Attorneys for Riggs Bank entered a guilty plea before Urbina on Jan. 27 to a criminal felony charge of failing to report suspicious transactions, including those in accounts of Pinochet and members of his family. Justice Department prosecutors laid out a case in which, they said, Riggs officials aggressively courted foreign political figures to win their banking business, failed to exercise proper oversight and aided these customers' illegitimate uses of the bank.

At the time, Urbina expressed some skepticism about the adequacy of the penalty, saying he wondered whether $16 million represented "just a business expense" for Riggs, a midsize institution with some $6.4 billion in assets.

In a report released two weeks ago, Senate investigators charged that Riggs' dealings with Pinochet and his family were far more extensive and long-standing than had been known.
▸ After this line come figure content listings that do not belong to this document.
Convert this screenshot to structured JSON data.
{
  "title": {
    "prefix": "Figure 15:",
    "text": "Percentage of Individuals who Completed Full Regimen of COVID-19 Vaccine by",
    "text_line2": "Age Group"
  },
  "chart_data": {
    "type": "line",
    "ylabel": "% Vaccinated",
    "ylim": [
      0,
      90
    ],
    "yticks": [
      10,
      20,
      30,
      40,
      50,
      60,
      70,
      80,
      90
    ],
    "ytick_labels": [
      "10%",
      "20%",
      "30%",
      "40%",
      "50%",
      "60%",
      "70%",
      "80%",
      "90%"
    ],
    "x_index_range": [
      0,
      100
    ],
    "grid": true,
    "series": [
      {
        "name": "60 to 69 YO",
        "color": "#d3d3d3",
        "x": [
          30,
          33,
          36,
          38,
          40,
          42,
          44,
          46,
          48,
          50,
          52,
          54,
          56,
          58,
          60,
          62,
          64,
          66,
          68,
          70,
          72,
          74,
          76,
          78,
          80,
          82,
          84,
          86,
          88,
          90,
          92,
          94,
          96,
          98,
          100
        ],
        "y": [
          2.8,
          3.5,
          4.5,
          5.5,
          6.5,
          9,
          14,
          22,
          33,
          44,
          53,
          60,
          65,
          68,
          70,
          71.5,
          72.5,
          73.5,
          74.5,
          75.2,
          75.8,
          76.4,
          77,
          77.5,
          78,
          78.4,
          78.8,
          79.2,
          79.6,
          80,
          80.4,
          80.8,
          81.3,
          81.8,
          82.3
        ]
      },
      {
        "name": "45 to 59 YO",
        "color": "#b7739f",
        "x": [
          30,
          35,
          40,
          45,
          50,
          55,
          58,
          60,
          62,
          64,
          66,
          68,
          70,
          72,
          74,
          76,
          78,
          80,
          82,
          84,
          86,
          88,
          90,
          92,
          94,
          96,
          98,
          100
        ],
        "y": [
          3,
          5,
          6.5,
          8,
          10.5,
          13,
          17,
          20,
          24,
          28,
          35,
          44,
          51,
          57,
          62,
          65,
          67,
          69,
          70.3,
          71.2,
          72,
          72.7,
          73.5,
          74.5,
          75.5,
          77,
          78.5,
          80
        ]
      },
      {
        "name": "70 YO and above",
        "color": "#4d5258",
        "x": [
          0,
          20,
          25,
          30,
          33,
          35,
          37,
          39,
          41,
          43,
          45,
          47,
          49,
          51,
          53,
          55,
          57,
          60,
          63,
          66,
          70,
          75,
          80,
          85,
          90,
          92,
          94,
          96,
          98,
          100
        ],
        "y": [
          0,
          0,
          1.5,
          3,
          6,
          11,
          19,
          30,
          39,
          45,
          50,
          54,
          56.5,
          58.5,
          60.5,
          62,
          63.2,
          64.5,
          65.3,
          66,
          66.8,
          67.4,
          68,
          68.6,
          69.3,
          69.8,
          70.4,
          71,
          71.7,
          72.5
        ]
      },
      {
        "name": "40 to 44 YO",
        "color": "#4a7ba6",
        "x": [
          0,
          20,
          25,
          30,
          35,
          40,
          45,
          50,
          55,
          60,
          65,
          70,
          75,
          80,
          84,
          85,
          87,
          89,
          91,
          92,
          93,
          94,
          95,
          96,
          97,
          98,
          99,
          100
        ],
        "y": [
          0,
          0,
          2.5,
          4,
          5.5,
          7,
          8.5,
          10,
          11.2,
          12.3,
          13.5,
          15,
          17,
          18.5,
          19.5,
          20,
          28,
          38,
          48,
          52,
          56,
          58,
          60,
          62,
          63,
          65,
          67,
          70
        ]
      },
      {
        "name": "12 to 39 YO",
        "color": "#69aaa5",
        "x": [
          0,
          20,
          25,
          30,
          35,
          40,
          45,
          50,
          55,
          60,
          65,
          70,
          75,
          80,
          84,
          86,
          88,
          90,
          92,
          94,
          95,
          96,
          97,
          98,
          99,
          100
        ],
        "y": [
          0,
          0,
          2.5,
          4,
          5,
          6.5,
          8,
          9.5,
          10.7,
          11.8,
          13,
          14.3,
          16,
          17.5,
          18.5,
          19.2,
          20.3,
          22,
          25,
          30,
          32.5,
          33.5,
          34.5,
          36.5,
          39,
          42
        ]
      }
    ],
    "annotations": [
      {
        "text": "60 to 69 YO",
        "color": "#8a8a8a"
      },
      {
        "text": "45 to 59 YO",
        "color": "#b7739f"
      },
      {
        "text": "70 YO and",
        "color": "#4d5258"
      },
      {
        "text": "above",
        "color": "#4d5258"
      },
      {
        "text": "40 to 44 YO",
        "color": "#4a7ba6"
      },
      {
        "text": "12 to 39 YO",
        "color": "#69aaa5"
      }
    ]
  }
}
The report said the relationship stretched from 1979 to 2004 and involved 28 accounts and certificates of deposit at the bank rather than the nine previously reported.

At the January hearing, the prosecutors revealed a list of deceptions they said were used by Riggs managers to conceal Pinochet's ownership of the assets. They included establishing fake offshore companies and altering his name on some of the accounts. This occurred at a time when prosecutors in several countries were trying to freeze Pinochet's assets and bring him to justice for alleged crimes against humanity during his reign in Chile.

The Justice Department has been investigating the Riggs executives' handling of some foreigners' accounts, including those held by Pinochet, Saudi diplomats and officials of the government of President Teodoro Obiang in Equatorial Guinea.

The West African country, which has been cited by the State Department for human rights abuses, corruption and diversion of oil revenues to government officials - it is Africa's third largest oil producer - became Riggs' biggest single customer with nearly $700 million in accounts and certificates of deposit. Riggs managers helped Obiang set up an offshore shell corporation that took in deposits of more than $11 million during two years of questionable transactions, according to prosecutors.

PNC is buying Riggs National, stripped of the embassy and international business that got the bank into trouble, in a cash-and-stock deal that is scheduled to be completed by the end of May.

Riggs National's chairman and CEO, Robert L. Allbritton, abruptly resigned this month, relinquishing his position and board seat in a move that stripped his family, the bank's biggest shareholder, of executive control of the bank and any direct representation on its board.

Allbritton's announcement came 10 days after he and his family agreed to pay $1 million into a new $9 million fund for Chilean victims of Pinochet's tenure. The bank is paying the remaining $8 million.